To some, the calling for orthopedic work happens at school. Others receive it during a game of rugby.

“I’ve had my ribs and fingers broken,” shares Francisco Rodriguez Jr., the former member of the Texas Rugby Union who now dedicates himself to rehabilitating injured athletes.

Talented in flag football, soccer and softball, the young Rodriguez knew he was meant for a hands-on career. At seventeen, he joined the Fighting Texas Aggie Corps of Cadets, which Rodriguez describes as life changing. “I learned the meaning of unity, respect, honor, selflessness, and integrity,” he highlights, adding that four years with a diverse group of cadets helped him shape his own identity. “My experience there and my faith in God and Jesus Christ have made me the man I am today,” he explains.

Rodriguez credits his mother, a nurse, as a great influencer on his choice for a career in healthcare. Paired with the discipline he learned while being a cadet, her encouragement fueled him to reach beyond his degree in Biomedical Science in 1998 through Texas A&M University. “I never thought of just completing my bachelor and being done,” Rodriguez shares. “I always wanted to do more.”

True to his decision, in 2004 Rodriguez finished another bachelor’s degree, this time Physician Assistant Studies, through University of Texas Pan-American.
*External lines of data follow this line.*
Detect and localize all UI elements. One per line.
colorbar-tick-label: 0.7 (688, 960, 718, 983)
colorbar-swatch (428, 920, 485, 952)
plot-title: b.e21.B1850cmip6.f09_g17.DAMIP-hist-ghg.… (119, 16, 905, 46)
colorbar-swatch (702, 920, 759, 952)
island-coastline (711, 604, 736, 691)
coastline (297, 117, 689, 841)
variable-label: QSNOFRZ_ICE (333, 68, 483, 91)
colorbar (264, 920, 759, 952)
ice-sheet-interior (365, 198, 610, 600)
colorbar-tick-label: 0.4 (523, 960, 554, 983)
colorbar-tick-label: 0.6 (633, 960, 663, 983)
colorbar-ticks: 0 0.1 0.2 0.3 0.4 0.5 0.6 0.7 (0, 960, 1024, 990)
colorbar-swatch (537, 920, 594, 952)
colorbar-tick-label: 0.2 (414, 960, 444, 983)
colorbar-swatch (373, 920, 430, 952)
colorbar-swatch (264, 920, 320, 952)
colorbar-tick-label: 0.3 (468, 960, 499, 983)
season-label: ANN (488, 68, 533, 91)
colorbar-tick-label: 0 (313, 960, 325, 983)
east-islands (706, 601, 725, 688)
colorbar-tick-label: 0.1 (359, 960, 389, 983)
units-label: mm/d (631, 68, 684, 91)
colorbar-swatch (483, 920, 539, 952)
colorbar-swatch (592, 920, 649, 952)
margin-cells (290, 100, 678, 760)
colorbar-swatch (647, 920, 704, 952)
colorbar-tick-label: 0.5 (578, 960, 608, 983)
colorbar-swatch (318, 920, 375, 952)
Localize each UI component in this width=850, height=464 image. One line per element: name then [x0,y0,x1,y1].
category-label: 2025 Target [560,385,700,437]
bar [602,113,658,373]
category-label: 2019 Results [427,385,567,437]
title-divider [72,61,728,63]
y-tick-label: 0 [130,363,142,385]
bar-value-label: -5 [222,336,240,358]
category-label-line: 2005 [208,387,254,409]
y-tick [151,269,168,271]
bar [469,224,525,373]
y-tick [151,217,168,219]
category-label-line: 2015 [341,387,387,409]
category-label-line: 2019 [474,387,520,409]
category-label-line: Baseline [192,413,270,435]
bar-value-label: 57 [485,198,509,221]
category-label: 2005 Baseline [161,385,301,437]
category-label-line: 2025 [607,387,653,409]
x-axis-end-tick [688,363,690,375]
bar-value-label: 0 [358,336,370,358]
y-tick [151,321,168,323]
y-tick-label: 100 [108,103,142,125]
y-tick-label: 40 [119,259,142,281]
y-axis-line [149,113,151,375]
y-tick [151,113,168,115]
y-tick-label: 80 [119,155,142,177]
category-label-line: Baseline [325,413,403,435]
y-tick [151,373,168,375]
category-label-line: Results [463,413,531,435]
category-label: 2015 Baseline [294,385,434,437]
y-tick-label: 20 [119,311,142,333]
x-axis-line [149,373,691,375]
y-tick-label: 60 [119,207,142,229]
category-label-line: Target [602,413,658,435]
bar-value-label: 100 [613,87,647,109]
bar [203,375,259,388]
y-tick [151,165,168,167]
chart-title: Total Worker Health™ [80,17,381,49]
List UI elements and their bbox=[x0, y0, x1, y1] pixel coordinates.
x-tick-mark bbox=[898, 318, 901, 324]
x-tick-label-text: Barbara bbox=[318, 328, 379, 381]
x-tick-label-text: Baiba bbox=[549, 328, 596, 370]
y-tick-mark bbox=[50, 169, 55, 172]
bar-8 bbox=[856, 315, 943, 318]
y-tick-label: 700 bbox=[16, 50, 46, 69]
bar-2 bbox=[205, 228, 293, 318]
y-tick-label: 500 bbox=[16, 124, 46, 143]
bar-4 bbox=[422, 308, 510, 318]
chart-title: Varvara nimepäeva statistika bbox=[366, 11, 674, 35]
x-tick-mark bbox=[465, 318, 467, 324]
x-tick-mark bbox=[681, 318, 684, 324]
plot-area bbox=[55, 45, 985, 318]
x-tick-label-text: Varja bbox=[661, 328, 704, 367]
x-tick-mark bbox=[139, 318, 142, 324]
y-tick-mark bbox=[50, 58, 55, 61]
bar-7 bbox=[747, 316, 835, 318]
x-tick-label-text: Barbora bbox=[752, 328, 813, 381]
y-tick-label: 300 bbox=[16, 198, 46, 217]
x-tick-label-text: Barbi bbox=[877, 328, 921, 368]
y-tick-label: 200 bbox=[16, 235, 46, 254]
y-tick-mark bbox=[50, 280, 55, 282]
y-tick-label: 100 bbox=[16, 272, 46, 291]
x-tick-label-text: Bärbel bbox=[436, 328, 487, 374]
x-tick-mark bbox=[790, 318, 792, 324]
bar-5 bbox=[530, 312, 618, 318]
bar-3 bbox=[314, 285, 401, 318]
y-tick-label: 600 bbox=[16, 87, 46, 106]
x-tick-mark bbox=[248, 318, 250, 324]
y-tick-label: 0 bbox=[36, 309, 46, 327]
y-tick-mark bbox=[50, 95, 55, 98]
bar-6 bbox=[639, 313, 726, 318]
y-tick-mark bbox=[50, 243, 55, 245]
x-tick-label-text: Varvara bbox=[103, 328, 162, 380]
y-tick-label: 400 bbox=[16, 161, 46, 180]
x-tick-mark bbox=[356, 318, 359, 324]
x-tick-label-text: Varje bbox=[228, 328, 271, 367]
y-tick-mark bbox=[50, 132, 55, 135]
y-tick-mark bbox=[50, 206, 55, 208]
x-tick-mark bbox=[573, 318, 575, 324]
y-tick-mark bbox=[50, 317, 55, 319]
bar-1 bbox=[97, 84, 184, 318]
There he also received his Masters of Science in Physician Assistant Studies in 2008. Afterward, Rodriguez worked as a Physician Assistant with an orthopedic group specializing in spine surgery and total joint replacement. In 2010, he joined Dr. Raul Marquez’s practice at Marquez Orthopedics.

The former player for the McAllen Knights RFC has no regrets in trading in the sports field for the medical field. Aside from his interest in orthopedics, Rodriguez mentions his family as the main reason why he prefers to remain safe from rugby injuries. “My wife and my daughter are now the priority,”

Rodriguez finds a comparison between his work and coaching as he instructs patients on how to take better care of their joints. His passion for mentoring comes from the two years spent teaching Physics and Chemistry at Roma High School, from 1999 to 2001. Rodriguez never forgets the support he received during his own academic years, through mentors such as the late Ms. Isela Gonzalez, Mr. Arturo Perez from Biology, Ms. Vasquez from Calculus, Mr. Alvarez from Chemistry, and the priest of his church, Father Roy Snipes.

A moment when Rodriguez felt most grateful for these role models was during his applications for undergraduate and graduate degrees. “As a first generation college student, I didn’t know all the ins and outs of loans and scholarships,” he recalls. “The small amount of time a teacher can take out of their schedule to help out a student can make a great impact on their life.”

Today Rodriguez takes any opportunity to be that mentor to anyone who chooses to follow in his footsteps. “The great thing about orthopedics is instant gratification,” he comments. “When someone comes in with pain, we can give them a shot and solve their problem.” Always available to answer questions about orthopedics through his email, Rodriguez believes persistence is key to succeed in this or any other field. “It’s important to keep at it,” he advises, “even if some doors will close.”